Below is a suggested general procedure for how to include terms that express non-linearity within the family of linear and bilinear methods:
1. Make an initial model with the linear terms and relevant variable transformations due to a priori knowledge, e.g. Viscosity = f(Temperature2).
2. Decide on significant variables from some suited test of significance, e.g. cross-validation at the correct scientific level (see below).
3. Recalculate with significant variables and include interaction terms and square terms (I & S). Remove non-significant variables.
4. Recalculate with the significant variables only.
The term “significant” might be replaced by the more loose term “relevant” when aspects other than statistical significance also are part of the data analysis.
Validation is even more essential when performing non-linear modelling, as random non-linear tendencies and outlying objects might be modelled as “true” non-linear relations. The objects in a data table can often be stratified into groups based on background information about the origin of the objects. Such groups are a consequence of the experimental set-up of the study. Typical stratifications are:
– Across instrumental replicates (repeatability)
– Reproducibility (analyst, instrument, reagent…)
– Sampling site and time
– Across treatment/origin (year, raw material batch, lot ID…)
Cross-validation (CV) performed at the various grouping level will give important information about the stability of the model and which sources of variation that need special attention.

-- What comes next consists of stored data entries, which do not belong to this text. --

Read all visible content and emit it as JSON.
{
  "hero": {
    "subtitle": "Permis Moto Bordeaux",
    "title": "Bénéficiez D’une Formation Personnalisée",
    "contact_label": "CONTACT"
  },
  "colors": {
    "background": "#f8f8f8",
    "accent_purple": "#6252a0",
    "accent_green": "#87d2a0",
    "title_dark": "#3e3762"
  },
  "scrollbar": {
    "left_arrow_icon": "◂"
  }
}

Thus, even if a test set has been defined as the proper way of validating the model (or process or system in a wider context) the calibration set must be validated with CV at the appropriate level. If not, the model dimensionality may not be conservative enough and the test set is predicted with a suboptimal number of variables or factors.

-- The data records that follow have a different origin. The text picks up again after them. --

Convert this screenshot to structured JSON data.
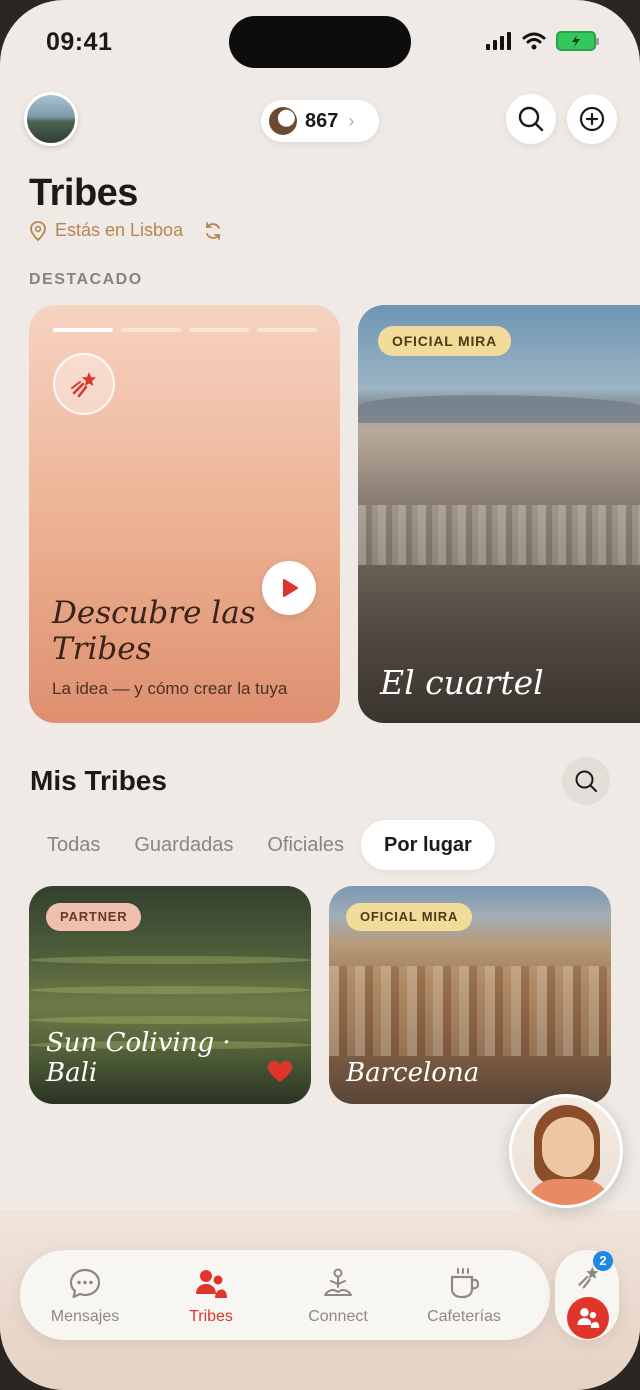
{
  "status": {
    "time": "09:41"
  },
  "header": {
    "coins": "867",
    "coins_chevron": "›"
  },
  "page": {
    "title": "Tribes",
    "location": "Estás en Lisboa",
    "featured_label": "DESTACADO"
  },
  "featured": [
    {
      "title": "Descubre las Tribes",
      "subtitle": "La idea — y cómo crear la tuya",
      "story_segments": 4,
      "active_segment": 1
    },
    {
      "badge": "OFICIAL MIRA",
      "title": "El cuartel"
    }
  ],
  "mis_tribes": {
    "title": "Mis Tribes",
    "tabs": [
      "Todas",
      "Guardadas",
      "Oficiales",
      "Por lugar"
    ],
    "active_tab": "Por lugar",
    "items": [
      {
        "badge": "PARTNER",
        "title": "Sun Coliving · Bali",
        "favorite": true
      },
      {
        "badge": "OFICIAL MIRA",
        "title": "Barcelona",
        "favorite": false
      }
    ]
  },
  "nav": {
    "items": [
      {
        "label": "Mensajes",
        "icon": "chat-bubble-icon"
      },
      {
        "label": "Tribes",
        "icon": "people-icon"
      },
      {
        "label": "Connect",
        "icon": "meditation-icon"
      },
      {
        "label": "Cafeterías",
        "icon": "coffee-cup-icon"
      }
    ],
    "active": "Tribes",
    "side_badge": "2"
  },
  "colors": {
    "accent": "#d9372d",
    "gold": "#b5864f",
    "background": "#efeae5"
  }
}
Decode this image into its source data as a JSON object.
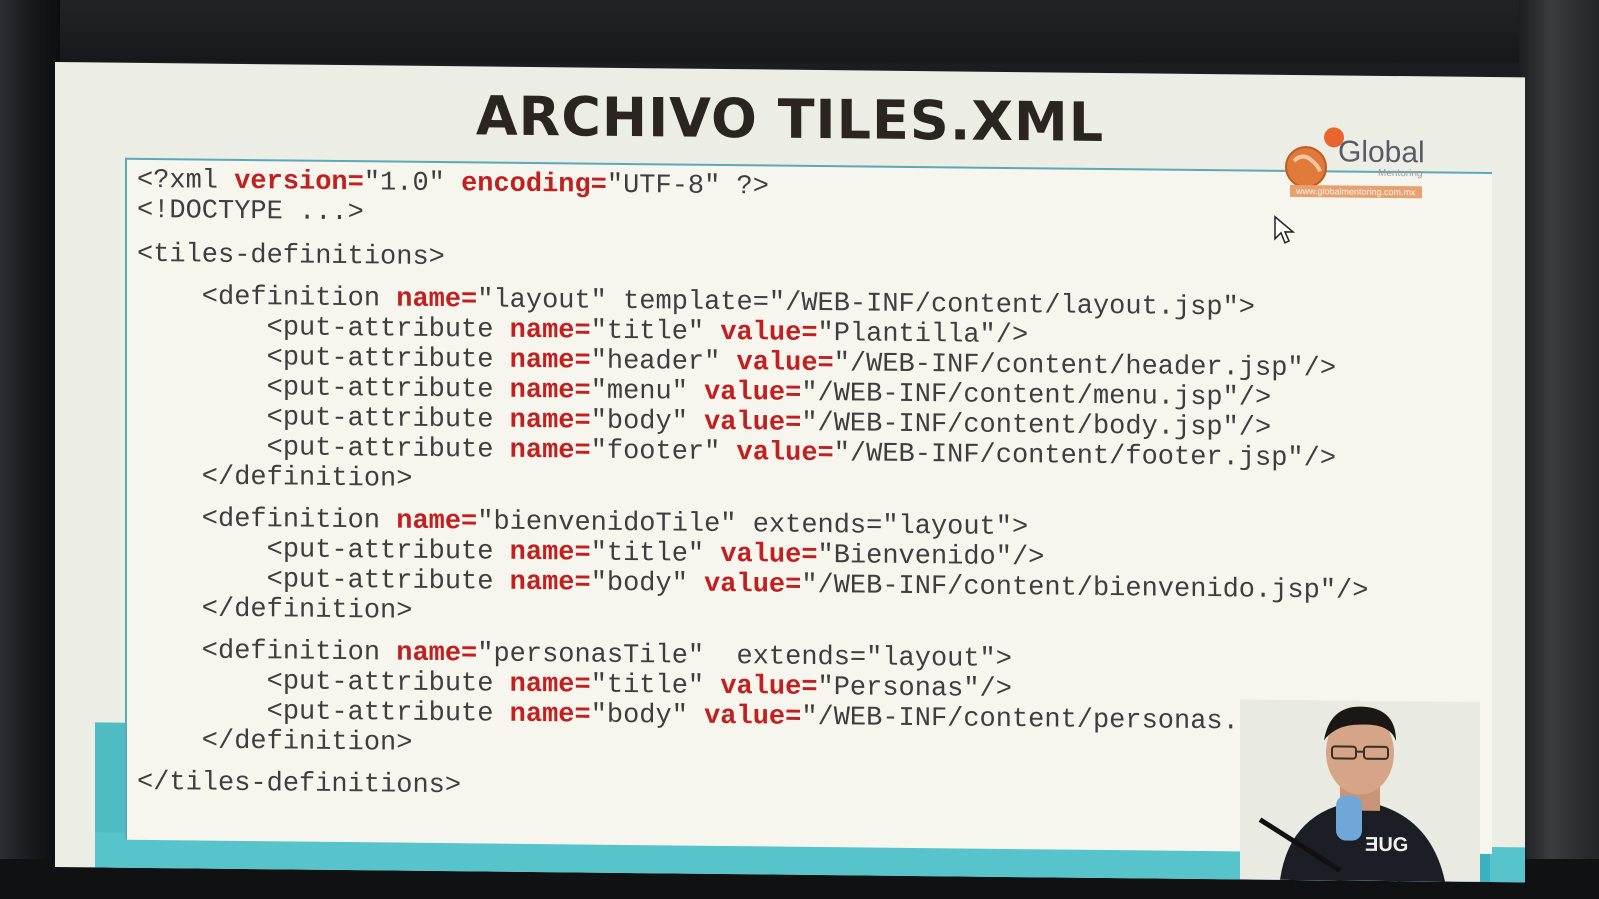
{
  "slide": {
    "title": "ARCHIVO TILES.XML",
    "logo_text": "Global",
    "logo_sub": "Mentoring",
    "logo_url": "www.globalmentoring.com.mx"
  },
  "code_lines": [
    {
      "id": "xml-decl",
      "parts": [
        [
          "t",
          "<?xml "
        ],
        [
          "k",
          "version="
        ],
        [
          "t",
          "\"1.0\" "
        ],
        [
          "k",
          "encoding="
        ],
        [
          "t",
          "\"UTF-8\" ?>"
        ]
      ]
    },
    {
      "id": "doctype",
      "parts": [
        [
          "t",
          "<!DOCTYPE ...>"
        ]
      ]
    },
    {
      "id": "tiles-open",
      "parts": [
        [
          "t",
          "<tiles-definitions>"
        ]
      ]
    },
    {
      "id": "def-layout-open",
      "parts": [
        [
          "t",
          "    <definition "
        ],
        [
          "k",
          "name="
        ],
        [
          "t",
          "\"layout\" template=\"/WEB-INF/content/layout.jsp\">"
        ]
      ]
    },
    {
      "id": "layout-title",
      "parts": [
        [
          "t",
          "        <put-attribute "
        ],
        [
          "k",
          "name="
        ],
        [
          "t",
          "\"title\" "
        ],
        [
          "k",
          "value="
        ],
        [
          "t",
          "\"Plantilla\"/>"
        ]
      ]
    },
    {
      "id": "layout-header",
      "parts": [
        [
          "t",
          "        <put-attribute "
        ],
        [
          "k",
          "name="
        ],
        [
          "t",
          "\"header\" "
        ],
        [
          "k",
          "value="
        ],
        [
          "t",
          "\"/WEB-INF/content/header.jsp\"/>"
        ]
      ]
    },
    {
      "id": "layout-menu",
      "parts": [
        [
          "t",
          "        <put-attribute "
        ],
        [
          "k",
          "name="
        ],
        [
          "t",
          "\"menu\" "
        ],
        [
          "k",
          "value="
        ],
        [
          "t",
          "\"/WEB-INF/content/menu.jsp\"/>"
        ]
      ]
    },
    {
      "id": "layout-body",
      "parts": [
        [
          "t",
          "        <put-attribute "
        ],
        [
          "k",
          "name="
        ],
        [
          "t",
          "\"body\" "
        ],
        [
          "k",
          "value="
        ],
        [
          "t",
          "\"/WEB-INF/content/body.jsp\"/>"
        ]
      ]
    },
    {
      "id": "layout-footer",
      "parts": [
        [
          "t",
          "        <put-attribute "
        ],
        [
          "k",
          "name="
        ],
        [
          "t",
          "\"footer\" "
        ],
        [
          "k",
          "value="
        ],
        [
          "t",
          "\"/WEB-INF/content/footer.jsp\"/>"
        ]
      ]
    },
    {
      "id": "def-layout-close",
      "parts": [
        [
          "t",
          "    </definition>"
        ]
      ]
    },
    {
      "id": "def-bienvenido-open",
      "parts": [
        [
          "t",
          "    <definition "
        ],
        [
          "k",
          "name="
        ],
        [
          "t",
          "\"bienvenidoTile\" extends=\"layout\">"
        ]
      ]
    },
    {
      "id": "bienvenido-title",
      "parts": [
        [
          "t",
          "        <put-attribute "
        ],
        [
          "k",
          "name="
        ],
        [
          "t",
          "\"title\" "
        ],
        [
          "k",
          "value="
        ],
        [
          "t",
          "\"Bienvenido\"/>"
        ]
      ]
    },
    {
      "id": "bienvenido-body",
      "parts": [
        [
          "t",
          "        <put-attribute "
        ],
        [
          "k",
          "name="
        ],
        [
          "t",
          "\"body\" "
        ],
        [
          "k",
          "value="
        ],
        [
          "t",
          "\"/WEB-INF/content/bienvenido.jsp\"/>"
        ]
      ]
    },
    {
      "id": "def-bienvenido-close",
      "parts": [
        [
          "t",
          "    </definition>"
        ]
      ]
    },
    {
      "id": "def-personas-open",
      "parts": [
        [
          "t",
          "    <definition "
        ],
        [
          "k",
          "name="
        ],
        [
          "t",
          "\"personasTile\"  extends=\"layout\">"
        ]
      ]
    },
    {
      "id": "personas-title",
      "parts": [
        [
          "t",
          "        <put-attribute "
        ],
        [
          "k",
          "name="
        ],
        [
          "t",
          "\"title\" "
        ],
        [
          "k",
          "value="
        ],
        [
          "t",
          "\"Personas\"/>"
        ]
      ]
    },
    {
      "id": "personas-body",
      "parts": [
        [
          "t",
          "        <put-attribute "
        ],
        [
          "k",
          "name="
        ],
        [
          "t",
          "\"body\" "
        ],
        [
          "k",
          "value="
        ],
        [
          "t",
          "\"/WEB-INF/content/personas.jsp"
        ]
      ]
    },
    {
      "id": "def-personas-close",
      "parts": [
        [
          "t",
          "    </definition>"
        ]
      ]
    },
    {
      "id": "tiles-close",
      "parts": [
        [
          "t",
          "</tiles-definitions>"
        ]
      ]
    }
  ],
  "colors": {
    "keyword": "#c21f1f",
    "text": "#3e3e3e",
    "accent": "#4fbcc4"
  }
}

Some additional comments regarding item 3 above: It is rare that a variable is not significant as a linear term when the “true” relation is somewhat non-linear, except from a pure “bell-shaped” relation. This will be revealed in interpretation from the available model plots such as correlation loadings, so the danger of losing vital information is rather low. The score plot may change its appearance when I & S terms are included, and the model can have lower explained validation variance than the first linear model. The model performance will usually improve when only the significant variables are used in the recalculation. Validation becomes even more important for non-linear methods and when non-linear terms for individual variables are added, as the danger of overfitting increases and outliers in a linear model may be modelled as a non-linear trend.
Although PCR and PLSR are linear methods, they have shown to be suitable also for data with inherent non-linearity. This is sometimes at the cost of using 1-2 factors more than a direct non-linear method.